Credits for the cover picture to Clément Molinier.


Manipulating light with an electronic device or a computer is not as easy as it seems, particularly at small scales or in confined spaces. Building an adjustable zoom lens in a mm-thick cell phone, in a miniaturized microscope, or at the distal end of a medical endoscope requires complex lenses that can handle the full optical spectrum and be reshaped electrically within milliseconds.

In “tunable and free-form planar optics”, P. Berto and his colleagues from Barcelona and Paris demonstrate an adjustable technique to manipulate light without any mechanical movement, which they called Smartlenses. As a current is passed through a well-optimized micrometer-scale resistor, the heating locally changes the optical properties of the transparent polymer plate holding the resistor. In much the same way as a mirage bends light passing through hot air to show distant lakes, this microscale hot region is able to deviate light. Within milliseconds, a simple slab of polymer can be turned into a lens and back: small, micrometer-scale smartlenses heat up and cool down quickly and with minimal power consumption. They can even be fabricated in arrays, and the authors show that several objects located at very different distances can be brought into focus within the same image by activating the Smartlenses located in front of each of them, even if the scene is in colours.
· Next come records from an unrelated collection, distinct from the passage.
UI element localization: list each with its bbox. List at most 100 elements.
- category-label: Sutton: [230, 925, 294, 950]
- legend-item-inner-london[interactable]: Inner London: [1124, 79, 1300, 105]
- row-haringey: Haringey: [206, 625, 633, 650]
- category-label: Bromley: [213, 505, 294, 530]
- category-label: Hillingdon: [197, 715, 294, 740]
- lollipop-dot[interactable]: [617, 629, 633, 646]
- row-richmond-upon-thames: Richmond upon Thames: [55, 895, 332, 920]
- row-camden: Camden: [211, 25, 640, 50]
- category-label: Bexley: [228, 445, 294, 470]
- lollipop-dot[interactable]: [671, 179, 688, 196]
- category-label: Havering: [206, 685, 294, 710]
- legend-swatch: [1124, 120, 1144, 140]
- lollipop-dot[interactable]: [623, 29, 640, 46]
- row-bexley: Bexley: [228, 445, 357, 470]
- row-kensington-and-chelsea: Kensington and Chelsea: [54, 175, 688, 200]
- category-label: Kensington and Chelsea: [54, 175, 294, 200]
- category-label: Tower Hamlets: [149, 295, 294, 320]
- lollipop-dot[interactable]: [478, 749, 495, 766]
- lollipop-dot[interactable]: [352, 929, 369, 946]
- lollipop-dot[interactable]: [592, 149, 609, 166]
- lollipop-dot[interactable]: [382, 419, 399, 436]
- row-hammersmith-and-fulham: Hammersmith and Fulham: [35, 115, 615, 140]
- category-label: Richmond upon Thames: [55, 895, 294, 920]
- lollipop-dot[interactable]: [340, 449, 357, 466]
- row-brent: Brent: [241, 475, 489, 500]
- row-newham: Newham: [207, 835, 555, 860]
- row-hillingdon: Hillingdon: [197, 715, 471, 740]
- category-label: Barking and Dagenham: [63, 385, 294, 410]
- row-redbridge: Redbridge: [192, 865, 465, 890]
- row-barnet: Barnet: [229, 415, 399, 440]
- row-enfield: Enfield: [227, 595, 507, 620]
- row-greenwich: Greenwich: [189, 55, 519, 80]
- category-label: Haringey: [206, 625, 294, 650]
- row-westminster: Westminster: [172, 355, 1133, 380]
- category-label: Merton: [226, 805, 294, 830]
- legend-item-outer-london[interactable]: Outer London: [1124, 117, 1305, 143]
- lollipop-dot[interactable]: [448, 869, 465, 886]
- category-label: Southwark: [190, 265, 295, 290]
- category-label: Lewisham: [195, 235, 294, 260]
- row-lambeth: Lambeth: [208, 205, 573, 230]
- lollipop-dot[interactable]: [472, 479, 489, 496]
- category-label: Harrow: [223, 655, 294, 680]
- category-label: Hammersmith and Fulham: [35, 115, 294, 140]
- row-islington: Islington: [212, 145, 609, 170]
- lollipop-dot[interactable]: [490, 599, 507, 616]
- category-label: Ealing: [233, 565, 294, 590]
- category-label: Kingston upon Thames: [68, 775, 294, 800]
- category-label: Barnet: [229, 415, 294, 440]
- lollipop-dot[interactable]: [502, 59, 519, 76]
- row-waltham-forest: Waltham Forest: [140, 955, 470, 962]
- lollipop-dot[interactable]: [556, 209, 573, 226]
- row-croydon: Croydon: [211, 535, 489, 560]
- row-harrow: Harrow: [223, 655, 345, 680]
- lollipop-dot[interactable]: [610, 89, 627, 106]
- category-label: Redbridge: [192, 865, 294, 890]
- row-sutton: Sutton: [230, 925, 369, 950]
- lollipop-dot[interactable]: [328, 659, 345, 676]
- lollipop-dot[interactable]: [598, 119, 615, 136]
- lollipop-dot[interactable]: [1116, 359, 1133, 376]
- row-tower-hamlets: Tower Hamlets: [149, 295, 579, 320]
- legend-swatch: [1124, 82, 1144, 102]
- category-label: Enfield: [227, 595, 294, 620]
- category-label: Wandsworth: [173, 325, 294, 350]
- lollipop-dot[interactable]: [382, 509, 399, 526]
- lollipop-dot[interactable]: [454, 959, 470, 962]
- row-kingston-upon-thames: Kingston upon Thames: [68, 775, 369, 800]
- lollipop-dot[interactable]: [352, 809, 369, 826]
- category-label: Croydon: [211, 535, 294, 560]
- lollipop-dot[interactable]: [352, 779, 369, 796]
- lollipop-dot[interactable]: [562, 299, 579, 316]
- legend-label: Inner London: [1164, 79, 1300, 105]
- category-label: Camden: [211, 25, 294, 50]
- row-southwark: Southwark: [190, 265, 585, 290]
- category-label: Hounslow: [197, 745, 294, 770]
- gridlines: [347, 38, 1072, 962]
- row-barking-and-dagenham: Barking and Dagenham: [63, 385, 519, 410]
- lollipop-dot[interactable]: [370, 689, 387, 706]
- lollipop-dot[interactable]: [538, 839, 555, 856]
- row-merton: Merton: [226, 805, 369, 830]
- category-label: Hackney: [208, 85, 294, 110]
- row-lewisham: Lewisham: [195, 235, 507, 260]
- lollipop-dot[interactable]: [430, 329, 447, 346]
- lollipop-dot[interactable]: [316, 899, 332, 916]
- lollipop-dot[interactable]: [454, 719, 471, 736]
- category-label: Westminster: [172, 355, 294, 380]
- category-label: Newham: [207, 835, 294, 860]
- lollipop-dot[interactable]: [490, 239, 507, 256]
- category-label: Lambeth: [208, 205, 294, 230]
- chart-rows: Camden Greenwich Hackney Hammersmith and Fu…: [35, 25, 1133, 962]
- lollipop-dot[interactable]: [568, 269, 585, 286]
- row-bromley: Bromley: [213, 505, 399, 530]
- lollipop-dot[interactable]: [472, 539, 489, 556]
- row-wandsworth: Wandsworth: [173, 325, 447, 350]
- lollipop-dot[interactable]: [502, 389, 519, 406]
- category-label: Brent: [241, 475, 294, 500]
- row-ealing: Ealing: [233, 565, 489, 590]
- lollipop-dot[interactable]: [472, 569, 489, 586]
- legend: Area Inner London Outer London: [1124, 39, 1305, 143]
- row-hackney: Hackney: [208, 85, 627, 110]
By modelling the diffusion of heat and the propagation of light, the authors show that complex optical devices can be optimized using algorithms inspired by the laws of natural selection to go way beyond simple lenses: a properly engineered resistor can deviate light in a chosen direction, while another will bend it into a ring, or other specific shapes. If the right resistor is imprinted on it, a piece of polymer could be activated or deactivated at will to generate a given “freeform” and correct specific defects in our eyesight, or the aberrations of an optical instrument. Most importantly, once the thermal and optical calculations are done, imprinting masses of transparent resistors on polymers can be done at very small costs, for high-end technological systems as well as simple consumer-oriented imaging devices.